John Mark Earle enters the frigid waters of the Peace River wearing an “Iceman” cape for his 100th ice dip on March 24. He is still continuing the dips. Photo courtesy of Bethanie Earle.

“It feels incredible,” Earle says

Susan Thompson
South Peace News

Peace River’s Iceman has completed his goal of taking 100 consecutive ice water dips.

John Mark Earle has been cutting holes in the ice of the Peace River and other local bodies of water every day since Dec. 16, 2019 and then submerging himself despite northern Alberta’s freezing winter temperatures. The water is so cold that ice often starts to form around him.

“This winter the cold and the darkness did not make me go into hiding. I got out every day and met winter face to face,” Earle says.

“I wanted to not hide from winter.”

Earle says getting outdoors and facing the cold has helped him learn to start to face other things he would rather avoid as well. It has also taught him to face his own body’s fight or flight response and breathe through it, reducing his own stress.

“Even though my spoken goal was 100 days it was really about my own mental health,” Earle says.

Earle has been chronicling his entire journey on Instagram. He completed his 100th ice dip on March 24.

“It feels incredible,” Earle says.

“I am still in the process of trying to figure out what all the outcomes have been and what it will be like moving forward. I don’t plan to stop, at least for now.”

Friends celebrated his accomplishment with a small party on the river near the boat launch in south Peace.

Peggy Pike, who helped organize the modest celebration for Earle, says while fears of COVID-19 did dampen things a little, it was still a lovely event.

“We did put up signs asking anyone with COVID-19 symptoms to not participate and asked everyone to practice social distancing,” Pike says.

Pike and her husband, Shawn Breen, gave Earle an “Iceman” superhero cape and ordered him a cake from a Berwyn baker for the occasion.

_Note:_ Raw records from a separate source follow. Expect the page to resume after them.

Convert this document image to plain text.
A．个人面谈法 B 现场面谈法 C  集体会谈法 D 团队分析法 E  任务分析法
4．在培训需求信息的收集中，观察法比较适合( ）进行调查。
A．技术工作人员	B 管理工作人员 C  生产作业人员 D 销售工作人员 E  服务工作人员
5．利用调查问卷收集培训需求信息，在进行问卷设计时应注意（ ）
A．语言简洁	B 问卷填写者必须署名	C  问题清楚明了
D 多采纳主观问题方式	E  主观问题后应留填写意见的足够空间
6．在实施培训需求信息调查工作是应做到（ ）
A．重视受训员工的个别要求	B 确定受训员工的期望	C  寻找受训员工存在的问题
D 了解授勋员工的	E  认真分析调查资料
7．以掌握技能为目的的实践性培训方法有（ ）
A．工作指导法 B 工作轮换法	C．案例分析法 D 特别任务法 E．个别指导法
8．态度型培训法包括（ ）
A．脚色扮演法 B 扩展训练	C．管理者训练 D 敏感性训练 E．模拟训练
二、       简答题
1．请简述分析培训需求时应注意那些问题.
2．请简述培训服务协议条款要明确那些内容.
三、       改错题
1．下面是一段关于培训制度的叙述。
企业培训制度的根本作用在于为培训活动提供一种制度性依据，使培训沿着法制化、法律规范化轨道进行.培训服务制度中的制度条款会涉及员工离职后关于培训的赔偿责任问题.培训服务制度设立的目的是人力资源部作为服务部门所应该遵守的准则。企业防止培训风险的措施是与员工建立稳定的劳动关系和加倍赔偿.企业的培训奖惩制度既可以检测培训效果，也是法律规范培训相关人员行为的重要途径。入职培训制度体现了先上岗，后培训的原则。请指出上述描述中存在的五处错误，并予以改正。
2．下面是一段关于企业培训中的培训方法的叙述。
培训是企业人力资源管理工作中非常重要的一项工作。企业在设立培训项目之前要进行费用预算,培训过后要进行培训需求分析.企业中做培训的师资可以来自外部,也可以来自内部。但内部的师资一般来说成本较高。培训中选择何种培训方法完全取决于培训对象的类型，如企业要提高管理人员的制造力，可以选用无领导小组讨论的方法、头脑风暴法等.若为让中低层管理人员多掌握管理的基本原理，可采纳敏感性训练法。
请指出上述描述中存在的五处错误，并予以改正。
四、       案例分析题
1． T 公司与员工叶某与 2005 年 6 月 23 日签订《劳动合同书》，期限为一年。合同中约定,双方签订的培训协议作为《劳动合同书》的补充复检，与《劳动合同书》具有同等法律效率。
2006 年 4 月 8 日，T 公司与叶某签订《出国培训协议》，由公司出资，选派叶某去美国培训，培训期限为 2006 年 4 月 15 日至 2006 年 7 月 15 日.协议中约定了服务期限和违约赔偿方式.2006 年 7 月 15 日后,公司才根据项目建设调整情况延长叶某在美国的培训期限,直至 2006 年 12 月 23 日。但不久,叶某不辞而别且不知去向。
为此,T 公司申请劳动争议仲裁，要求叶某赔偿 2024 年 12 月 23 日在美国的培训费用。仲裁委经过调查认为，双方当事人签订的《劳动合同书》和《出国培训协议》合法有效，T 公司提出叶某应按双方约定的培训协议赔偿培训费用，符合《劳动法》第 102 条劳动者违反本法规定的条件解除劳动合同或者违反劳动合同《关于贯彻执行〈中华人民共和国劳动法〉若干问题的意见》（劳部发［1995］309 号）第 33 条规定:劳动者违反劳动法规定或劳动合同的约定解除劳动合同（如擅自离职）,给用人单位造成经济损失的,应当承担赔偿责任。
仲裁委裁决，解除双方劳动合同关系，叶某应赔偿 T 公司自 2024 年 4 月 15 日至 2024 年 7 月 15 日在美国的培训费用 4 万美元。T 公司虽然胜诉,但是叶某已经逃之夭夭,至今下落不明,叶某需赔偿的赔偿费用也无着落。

Earle says over his 100 days of dips he had 86 other people come and try it with him.

For his 100th dip, Earle spent a total of 20 minutes and 20 seconds in the water, a personal record.

“It was remarkable,” Pike says.

At press time Earle had completed 102 total consecutive ice water dips with no plans to stop.

The most famous advocate of ice baths is Wim Hof, a Dutch man who holds multiple world records for cold exposure and teaches his method to people around the world via workshops and a custom app.